Yesterday it was announced that left-handed pitcher Danny Hultzen, after experiencing pain and weakness in his throwing shoulder, was being shut down indefinitely.
Manager Scott Servais’ comments could not be construed as anything but ominous:
“I think he’s in a tough spot,’’ Servais said. “He’s gone through so much. I really feel for him, knowing he’s a very talented guy. The cards the game deals you every once in a while are not always fair.”
Hultzen was drafted second overall in the 2011 draft. Seen as a young talent who could rise quickly through the organization to be a middle of the rotation pitcher, his progress was derailed by serious shoulder issues in the 2013 season. Rotator cuff and labrum repair have left Hultzen unable to compete, allowing Hultzen to throw only eight innings in 2015 before being shut down.
While Hultzen will certainly do whatever he can to get himself out on the pitcher’s mound, it’s hard not to see this as a career that likely ended too soon. Ten years ago we were having similar conversations about Ryan “the Little Unit” Anderson, a towering high school pitcher drafted in the first round of 1997 amateur draft. At 6′ 10″ the Mariners believed Anderson could be the second coming of Randy Johnson. Wild as the Hall of Fame left hander, the young lefty from Southfield, Michigan, progressed through the Mariners farm system to Tacoma in 2000 only to watch his career disintegrate through a series of shoulder injuries that left him without a job in 2005. Last heard, Anderson was in culinary school.

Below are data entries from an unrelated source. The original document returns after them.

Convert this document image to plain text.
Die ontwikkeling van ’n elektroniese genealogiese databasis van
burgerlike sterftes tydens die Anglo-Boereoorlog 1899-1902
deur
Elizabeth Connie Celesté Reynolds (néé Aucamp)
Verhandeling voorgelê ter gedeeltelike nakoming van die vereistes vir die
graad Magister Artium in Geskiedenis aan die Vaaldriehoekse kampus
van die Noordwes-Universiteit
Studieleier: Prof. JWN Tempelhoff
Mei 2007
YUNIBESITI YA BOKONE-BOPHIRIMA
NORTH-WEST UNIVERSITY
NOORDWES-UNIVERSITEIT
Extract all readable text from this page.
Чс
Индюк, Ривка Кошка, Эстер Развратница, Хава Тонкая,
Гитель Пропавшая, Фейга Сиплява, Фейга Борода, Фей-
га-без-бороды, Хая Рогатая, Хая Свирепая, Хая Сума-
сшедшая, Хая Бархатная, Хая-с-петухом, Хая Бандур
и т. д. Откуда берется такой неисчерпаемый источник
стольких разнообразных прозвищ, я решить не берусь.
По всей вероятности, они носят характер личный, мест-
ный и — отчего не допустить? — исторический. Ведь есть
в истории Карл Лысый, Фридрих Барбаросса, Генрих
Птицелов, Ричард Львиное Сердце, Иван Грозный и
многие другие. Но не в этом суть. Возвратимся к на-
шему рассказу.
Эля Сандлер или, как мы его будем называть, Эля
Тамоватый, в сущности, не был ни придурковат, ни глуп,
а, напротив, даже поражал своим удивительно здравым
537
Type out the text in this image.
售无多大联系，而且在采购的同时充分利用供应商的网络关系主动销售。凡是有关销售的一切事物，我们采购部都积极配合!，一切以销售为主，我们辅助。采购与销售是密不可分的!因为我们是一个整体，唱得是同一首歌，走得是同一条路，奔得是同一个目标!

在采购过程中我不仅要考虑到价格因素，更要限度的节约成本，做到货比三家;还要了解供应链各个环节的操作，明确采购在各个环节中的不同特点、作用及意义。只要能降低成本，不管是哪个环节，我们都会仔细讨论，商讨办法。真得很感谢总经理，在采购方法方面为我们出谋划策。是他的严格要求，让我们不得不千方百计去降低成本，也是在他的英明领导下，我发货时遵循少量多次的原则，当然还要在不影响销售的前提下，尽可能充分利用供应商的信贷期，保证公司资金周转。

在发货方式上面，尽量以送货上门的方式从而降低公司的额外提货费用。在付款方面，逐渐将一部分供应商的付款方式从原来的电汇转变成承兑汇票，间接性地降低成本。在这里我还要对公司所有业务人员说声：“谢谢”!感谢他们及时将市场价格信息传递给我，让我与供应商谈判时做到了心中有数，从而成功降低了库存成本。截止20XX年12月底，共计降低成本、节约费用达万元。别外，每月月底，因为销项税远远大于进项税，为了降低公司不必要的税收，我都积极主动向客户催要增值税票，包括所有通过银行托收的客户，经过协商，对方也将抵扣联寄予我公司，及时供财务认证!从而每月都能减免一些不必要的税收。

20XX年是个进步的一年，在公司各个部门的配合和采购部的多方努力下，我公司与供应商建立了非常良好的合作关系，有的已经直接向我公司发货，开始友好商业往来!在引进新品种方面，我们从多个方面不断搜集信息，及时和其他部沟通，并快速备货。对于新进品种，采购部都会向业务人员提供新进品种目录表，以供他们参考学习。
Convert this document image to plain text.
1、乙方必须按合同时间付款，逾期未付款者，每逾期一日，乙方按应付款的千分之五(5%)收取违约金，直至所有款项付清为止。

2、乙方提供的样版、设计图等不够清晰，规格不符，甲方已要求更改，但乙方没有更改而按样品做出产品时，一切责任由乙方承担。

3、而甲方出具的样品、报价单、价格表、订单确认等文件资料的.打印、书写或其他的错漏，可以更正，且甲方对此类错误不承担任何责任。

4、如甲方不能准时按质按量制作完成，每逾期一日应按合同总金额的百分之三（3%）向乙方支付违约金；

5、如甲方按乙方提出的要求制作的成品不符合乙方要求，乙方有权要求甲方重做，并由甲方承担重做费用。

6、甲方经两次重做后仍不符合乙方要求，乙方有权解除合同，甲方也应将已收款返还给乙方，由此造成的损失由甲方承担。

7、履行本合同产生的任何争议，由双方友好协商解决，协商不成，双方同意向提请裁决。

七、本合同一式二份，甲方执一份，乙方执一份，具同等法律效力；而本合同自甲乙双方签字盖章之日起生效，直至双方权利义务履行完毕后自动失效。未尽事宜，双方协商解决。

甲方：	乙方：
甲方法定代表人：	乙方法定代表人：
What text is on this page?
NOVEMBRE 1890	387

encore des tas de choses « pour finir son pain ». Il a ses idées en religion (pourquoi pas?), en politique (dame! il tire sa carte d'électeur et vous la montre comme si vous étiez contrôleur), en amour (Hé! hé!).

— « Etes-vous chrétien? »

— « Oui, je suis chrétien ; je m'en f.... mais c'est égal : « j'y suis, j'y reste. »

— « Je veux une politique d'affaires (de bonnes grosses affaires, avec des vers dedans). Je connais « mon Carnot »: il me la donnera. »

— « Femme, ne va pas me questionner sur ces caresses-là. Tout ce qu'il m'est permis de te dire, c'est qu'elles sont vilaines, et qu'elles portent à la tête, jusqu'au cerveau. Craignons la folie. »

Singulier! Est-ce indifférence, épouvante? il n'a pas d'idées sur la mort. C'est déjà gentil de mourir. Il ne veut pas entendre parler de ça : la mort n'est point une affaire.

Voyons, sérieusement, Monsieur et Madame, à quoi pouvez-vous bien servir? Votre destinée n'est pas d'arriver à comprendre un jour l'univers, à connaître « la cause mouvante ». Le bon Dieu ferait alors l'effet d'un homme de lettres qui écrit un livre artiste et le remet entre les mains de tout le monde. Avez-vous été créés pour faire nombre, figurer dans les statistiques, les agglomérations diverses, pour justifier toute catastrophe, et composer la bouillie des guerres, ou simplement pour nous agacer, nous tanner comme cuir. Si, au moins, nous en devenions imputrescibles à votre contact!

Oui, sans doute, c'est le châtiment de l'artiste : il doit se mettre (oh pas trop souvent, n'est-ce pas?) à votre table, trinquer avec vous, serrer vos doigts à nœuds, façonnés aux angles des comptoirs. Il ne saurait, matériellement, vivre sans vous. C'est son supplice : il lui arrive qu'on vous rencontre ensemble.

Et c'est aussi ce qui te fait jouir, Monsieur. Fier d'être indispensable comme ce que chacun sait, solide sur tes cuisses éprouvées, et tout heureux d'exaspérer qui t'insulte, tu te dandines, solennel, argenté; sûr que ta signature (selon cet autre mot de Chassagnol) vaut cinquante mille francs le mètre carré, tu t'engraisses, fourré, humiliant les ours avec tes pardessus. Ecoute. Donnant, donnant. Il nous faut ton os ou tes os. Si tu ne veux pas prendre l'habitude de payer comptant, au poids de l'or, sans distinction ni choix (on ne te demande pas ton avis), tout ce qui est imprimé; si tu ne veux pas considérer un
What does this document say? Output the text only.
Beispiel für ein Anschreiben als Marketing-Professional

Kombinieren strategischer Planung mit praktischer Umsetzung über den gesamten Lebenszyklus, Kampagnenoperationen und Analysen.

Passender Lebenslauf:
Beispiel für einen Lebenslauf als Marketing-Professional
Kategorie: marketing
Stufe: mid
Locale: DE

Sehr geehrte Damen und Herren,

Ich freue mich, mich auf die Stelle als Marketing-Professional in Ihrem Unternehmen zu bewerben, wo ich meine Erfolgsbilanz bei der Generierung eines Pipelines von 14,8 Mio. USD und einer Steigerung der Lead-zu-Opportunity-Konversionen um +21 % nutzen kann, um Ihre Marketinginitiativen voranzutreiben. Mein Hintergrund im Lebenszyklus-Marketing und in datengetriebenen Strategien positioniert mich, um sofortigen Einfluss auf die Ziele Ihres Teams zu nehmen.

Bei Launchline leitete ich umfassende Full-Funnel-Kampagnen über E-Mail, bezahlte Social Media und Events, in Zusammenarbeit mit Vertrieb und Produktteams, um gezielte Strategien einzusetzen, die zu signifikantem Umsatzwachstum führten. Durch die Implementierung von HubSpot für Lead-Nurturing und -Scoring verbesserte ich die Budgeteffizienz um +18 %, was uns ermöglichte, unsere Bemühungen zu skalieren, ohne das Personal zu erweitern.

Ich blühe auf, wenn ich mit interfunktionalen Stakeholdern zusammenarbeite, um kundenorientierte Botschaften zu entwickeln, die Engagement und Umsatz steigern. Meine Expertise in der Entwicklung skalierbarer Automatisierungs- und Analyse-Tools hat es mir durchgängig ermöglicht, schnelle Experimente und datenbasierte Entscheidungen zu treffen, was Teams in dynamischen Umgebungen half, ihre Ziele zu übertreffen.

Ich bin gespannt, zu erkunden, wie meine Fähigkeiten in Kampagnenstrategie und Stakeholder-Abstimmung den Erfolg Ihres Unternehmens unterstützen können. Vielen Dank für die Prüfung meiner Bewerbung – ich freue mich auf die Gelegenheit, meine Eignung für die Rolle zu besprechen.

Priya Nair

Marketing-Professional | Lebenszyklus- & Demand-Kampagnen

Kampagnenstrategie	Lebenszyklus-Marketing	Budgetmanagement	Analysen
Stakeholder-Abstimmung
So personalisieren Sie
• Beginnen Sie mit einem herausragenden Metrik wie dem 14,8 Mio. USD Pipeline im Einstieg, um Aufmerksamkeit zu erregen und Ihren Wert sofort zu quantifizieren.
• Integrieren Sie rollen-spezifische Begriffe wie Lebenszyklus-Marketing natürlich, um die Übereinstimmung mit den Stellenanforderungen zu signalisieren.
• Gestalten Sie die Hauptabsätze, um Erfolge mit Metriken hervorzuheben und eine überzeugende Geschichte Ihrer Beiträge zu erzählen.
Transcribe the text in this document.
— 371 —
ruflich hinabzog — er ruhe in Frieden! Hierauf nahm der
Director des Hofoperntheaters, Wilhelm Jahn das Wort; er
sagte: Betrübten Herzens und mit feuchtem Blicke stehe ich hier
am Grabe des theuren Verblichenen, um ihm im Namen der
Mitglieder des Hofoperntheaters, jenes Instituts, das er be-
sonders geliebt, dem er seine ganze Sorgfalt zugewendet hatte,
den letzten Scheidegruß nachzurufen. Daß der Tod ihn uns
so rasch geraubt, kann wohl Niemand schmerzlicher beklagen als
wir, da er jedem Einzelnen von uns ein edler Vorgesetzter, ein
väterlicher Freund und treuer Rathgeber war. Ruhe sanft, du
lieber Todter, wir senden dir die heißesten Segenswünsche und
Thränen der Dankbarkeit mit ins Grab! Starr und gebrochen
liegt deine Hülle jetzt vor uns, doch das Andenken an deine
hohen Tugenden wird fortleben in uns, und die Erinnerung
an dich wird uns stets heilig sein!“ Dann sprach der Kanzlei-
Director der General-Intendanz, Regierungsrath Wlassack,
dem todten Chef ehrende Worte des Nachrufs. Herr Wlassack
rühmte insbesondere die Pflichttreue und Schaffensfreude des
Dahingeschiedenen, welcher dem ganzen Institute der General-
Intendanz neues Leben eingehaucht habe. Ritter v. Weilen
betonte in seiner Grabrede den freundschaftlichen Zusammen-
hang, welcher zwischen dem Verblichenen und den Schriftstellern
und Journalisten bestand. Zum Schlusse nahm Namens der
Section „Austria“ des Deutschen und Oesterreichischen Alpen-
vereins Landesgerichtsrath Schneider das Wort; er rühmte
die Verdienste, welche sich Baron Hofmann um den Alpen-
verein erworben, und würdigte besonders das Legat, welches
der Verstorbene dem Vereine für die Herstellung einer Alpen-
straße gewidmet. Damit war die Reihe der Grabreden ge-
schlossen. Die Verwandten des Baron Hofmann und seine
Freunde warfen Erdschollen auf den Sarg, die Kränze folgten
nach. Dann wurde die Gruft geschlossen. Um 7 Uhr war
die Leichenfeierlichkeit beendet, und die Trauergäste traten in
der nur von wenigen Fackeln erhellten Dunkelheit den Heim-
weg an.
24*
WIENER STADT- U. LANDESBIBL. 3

As a fan I take so much of what players do for granted. More and more we read about the analytics suggesting players on the other side of 30 are subject to decline and serious injury. I’ve questioned how much longer Felix can continue to be the dominant pitcher he has been. The King is 29 and has 2,262.1 major league innings. Danny Hultzen is 26 and has thrown only 187 minor league innings.
It’s just a reminder of how fragile pitchers really are, and with all the big bucks going out to Zach Greinke and David Price, Johnny Cueto and Jeff Samardjia, there are lots more who end up broken on their way up.
The next time you’re looking at photos of your favorite pitchers, be sure to look at the action shots, with their elbows and wrists bent at those inhuman angles. You know, the ones needed to snap off a slider or generate a 90+ mph fastball, pitches that can be thrown by .01 percent of human beings. And then remember Danny Hultzen who probably had the talent to be one of those guys if his body had let him.